Martine, chassée par Philaminte (acte 2, scène 6)
Mon
rôle minuscule du notaire (8 vers sur les 1700 de la pièce) a fini
par me plaire et je me suis éclaté dans les deux dernières
séances, soudain à l'aise avec ma voix de tête qui faisait la
salle s'écrouler de rire. Des élèves sont venus me demander cette
fois si je n'étais pas un habitué du doublage de dessins animés.
Il paraît que j'avais la même voix que celui qui double Pinocchio
dans Shrek !!! Ils étaient bluffés, même si je les ai
détrompés. J'ai peut-être raté ma vocation... Et j'ai trouvé un
atelier théâtre pour adultes à Bègles, je verrai en septembre si
l'animatrice me plaît ainsi que le groupe.

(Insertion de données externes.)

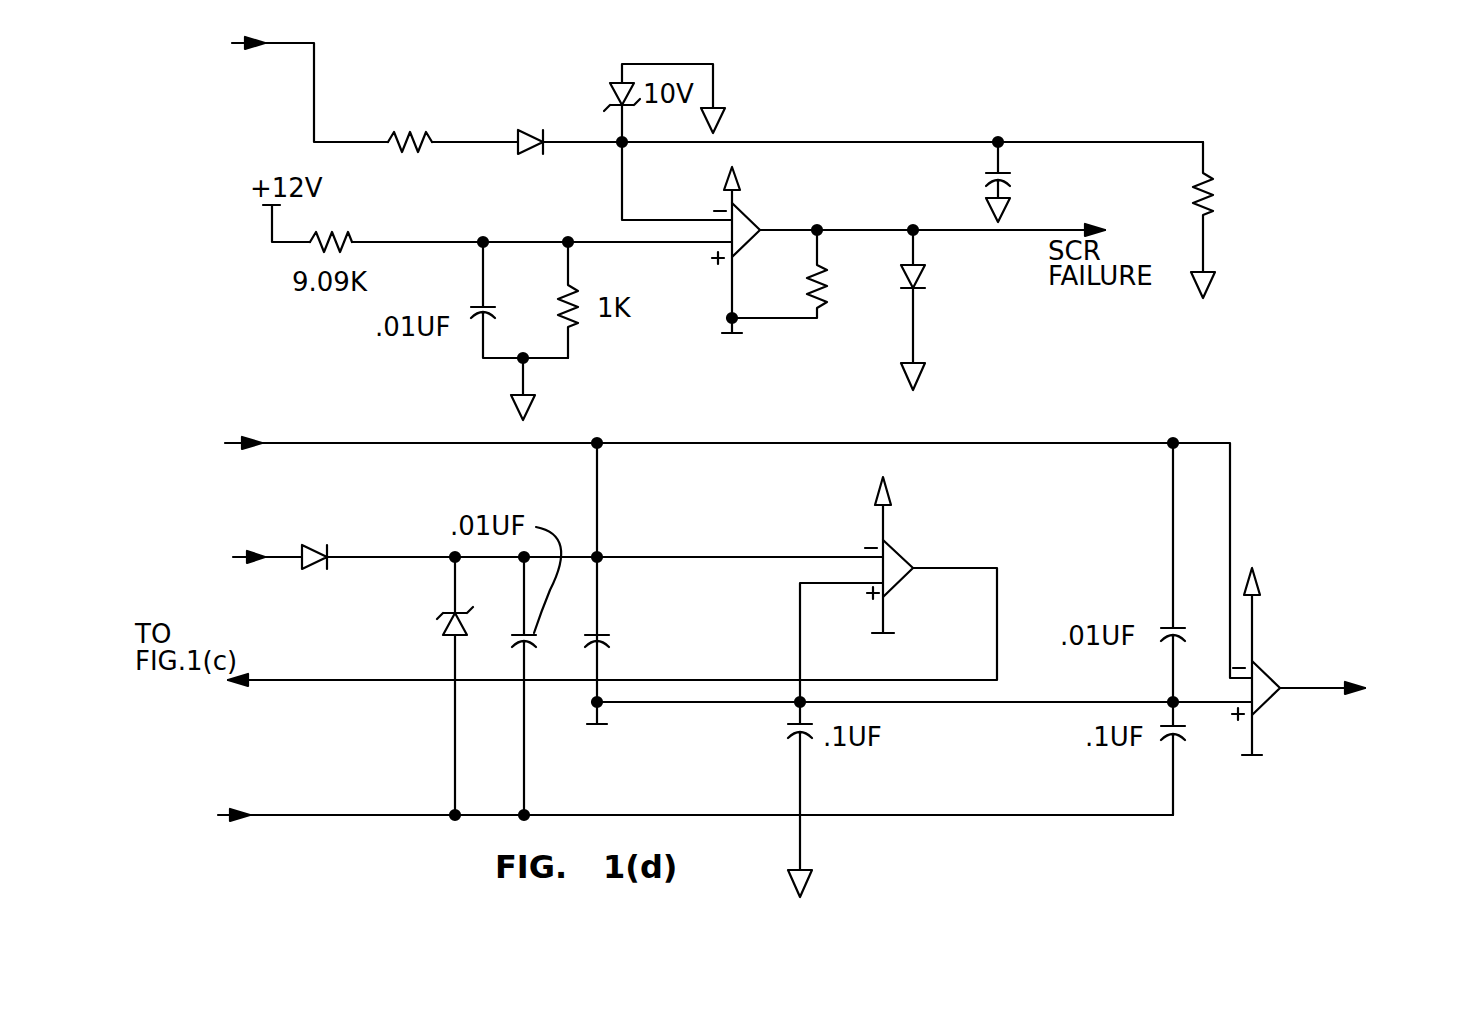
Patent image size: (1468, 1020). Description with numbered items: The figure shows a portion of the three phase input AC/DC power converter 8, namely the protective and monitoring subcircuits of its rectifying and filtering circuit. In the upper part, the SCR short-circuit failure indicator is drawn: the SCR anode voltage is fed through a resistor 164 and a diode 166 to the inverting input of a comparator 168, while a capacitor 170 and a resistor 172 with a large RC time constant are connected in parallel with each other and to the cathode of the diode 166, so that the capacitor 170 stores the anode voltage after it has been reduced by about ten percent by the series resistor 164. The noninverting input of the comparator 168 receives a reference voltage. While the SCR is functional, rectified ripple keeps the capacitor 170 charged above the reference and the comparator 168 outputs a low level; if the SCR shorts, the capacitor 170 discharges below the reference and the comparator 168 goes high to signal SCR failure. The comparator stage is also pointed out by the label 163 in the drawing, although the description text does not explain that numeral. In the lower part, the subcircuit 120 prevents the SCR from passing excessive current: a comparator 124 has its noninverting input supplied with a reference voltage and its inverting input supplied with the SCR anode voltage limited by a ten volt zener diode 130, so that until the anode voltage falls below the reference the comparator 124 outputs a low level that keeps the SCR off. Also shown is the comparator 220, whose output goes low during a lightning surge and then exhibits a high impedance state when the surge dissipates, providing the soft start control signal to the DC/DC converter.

L'après-midi, au centre de Poitiers, alors que je m'étais assis dans le square derrière la
mairie, il y avait tout près de là un groupe de collégiens (12-13
ans). Je m'apprêtais à repartir quand soudain, j'entends l'un d'eux
dire à un autre : « dis donc, t'as le même blouson que
le "vieux" ! » Je regarde autour de moi, il n'y avait
personne. Le vieux, c'était moi !!! Ça
m'a fait un drôle d'effet...
Mais
je suis philosophe, et je lis un autre propos de Roger Fry, que je
médite : "Je
vais goûter la saveur d‘être vieux, de ne plus être aimé, de
n‘avoir plus d‘espoir ni d‘ambition. Il faut que la sagesse
nous enseigne encore comment nous soumettre à ses conseils. C‘est
la dernière et la plus dure passe de la philosophie".